I can only think, wow, this is going to be interesting.
When I was a child television would only be available certain hours each day. Outside that time there would only be a test signal. This would be a static image with a lot of colors, a digital watch and a constant (and hideous) narrowband tone. You could not look and listen to that for long, but it was used to ensure the fine tuning of the pick up of the channel (a manual affair back then). This is also a fairly precise description of “Wavelength”, except this goes on for 45 minutes, longer than I have ever endured the test signal.

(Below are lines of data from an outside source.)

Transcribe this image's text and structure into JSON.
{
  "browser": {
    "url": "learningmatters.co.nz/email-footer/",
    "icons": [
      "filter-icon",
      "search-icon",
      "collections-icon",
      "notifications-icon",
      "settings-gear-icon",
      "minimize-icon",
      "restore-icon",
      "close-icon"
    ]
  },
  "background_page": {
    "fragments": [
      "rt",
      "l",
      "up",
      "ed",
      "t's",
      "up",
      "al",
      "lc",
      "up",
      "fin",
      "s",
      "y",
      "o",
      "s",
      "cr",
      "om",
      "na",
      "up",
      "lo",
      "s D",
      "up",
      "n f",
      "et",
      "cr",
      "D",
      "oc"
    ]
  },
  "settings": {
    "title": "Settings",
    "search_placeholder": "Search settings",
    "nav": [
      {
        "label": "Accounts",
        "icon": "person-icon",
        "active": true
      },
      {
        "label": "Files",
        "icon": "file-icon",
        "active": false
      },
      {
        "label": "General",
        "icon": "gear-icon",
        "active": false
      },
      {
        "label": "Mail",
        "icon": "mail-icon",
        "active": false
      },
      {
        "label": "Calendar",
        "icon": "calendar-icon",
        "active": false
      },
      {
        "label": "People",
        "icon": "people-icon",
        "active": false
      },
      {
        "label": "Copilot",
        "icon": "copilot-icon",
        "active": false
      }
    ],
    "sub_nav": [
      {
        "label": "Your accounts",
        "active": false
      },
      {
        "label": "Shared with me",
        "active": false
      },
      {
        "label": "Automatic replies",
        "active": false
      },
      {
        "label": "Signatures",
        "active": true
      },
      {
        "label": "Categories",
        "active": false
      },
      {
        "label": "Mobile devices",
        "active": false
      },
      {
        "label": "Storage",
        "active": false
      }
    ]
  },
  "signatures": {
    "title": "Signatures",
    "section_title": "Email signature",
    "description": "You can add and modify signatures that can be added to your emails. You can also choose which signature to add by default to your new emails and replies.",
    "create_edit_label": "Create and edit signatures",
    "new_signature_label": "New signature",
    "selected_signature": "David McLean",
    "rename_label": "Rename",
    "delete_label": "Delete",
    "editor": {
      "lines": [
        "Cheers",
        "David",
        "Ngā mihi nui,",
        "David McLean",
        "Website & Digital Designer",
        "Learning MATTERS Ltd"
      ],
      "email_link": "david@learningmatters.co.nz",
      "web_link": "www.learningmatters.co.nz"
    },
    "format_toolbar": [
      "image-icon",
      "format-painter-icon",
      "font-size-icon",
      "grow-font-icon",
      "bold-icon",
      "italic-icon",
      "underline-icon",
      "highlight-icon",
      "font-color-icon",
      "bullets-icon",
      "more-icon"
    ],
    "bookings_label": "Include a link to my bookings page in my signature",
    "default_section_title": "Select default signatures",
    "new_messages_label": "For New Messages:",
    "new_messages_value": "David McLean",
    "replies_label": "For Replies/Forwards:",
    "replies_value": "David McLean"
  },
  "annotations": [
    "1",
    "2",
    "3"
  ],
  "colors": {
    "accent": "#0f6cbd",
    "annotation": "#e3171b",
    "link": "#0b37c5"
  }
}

The camera spends 43 minutes looking into a room slowly zooming in on a picture on the opposite wall, while a narrowband tone gradually increases in frequency from 50 Hz to 12 KHz.
Yeah, that is about it.
Apparently, a murder takes place in the room, but I never noticed.
Ah, I almost forgot, in the beginning, before the tone starts, we get a highly distorted version of Strawberry Fields.
Now I am supposed to explain why this is a super important movie and a vital and necessary watch, but I am stunned for words. I simply have no idea. Yet, having an empty shell it is very easy to fill meaning into it. As we do not understand we can try to give it meaning and make this scene full of nothing express something profound. Beside the utter boredom watching this movie I was thinking of being sucked into a black hole, that gradually the world gets smaller and smaller, eventually becoming a singularity. Why not?
But then I could also get some meaning out of the television test signal.
“Wavelength” I would only recommend to those who love obscure art and masochists. There is a reason we try to avoid narrowband tones in machinery.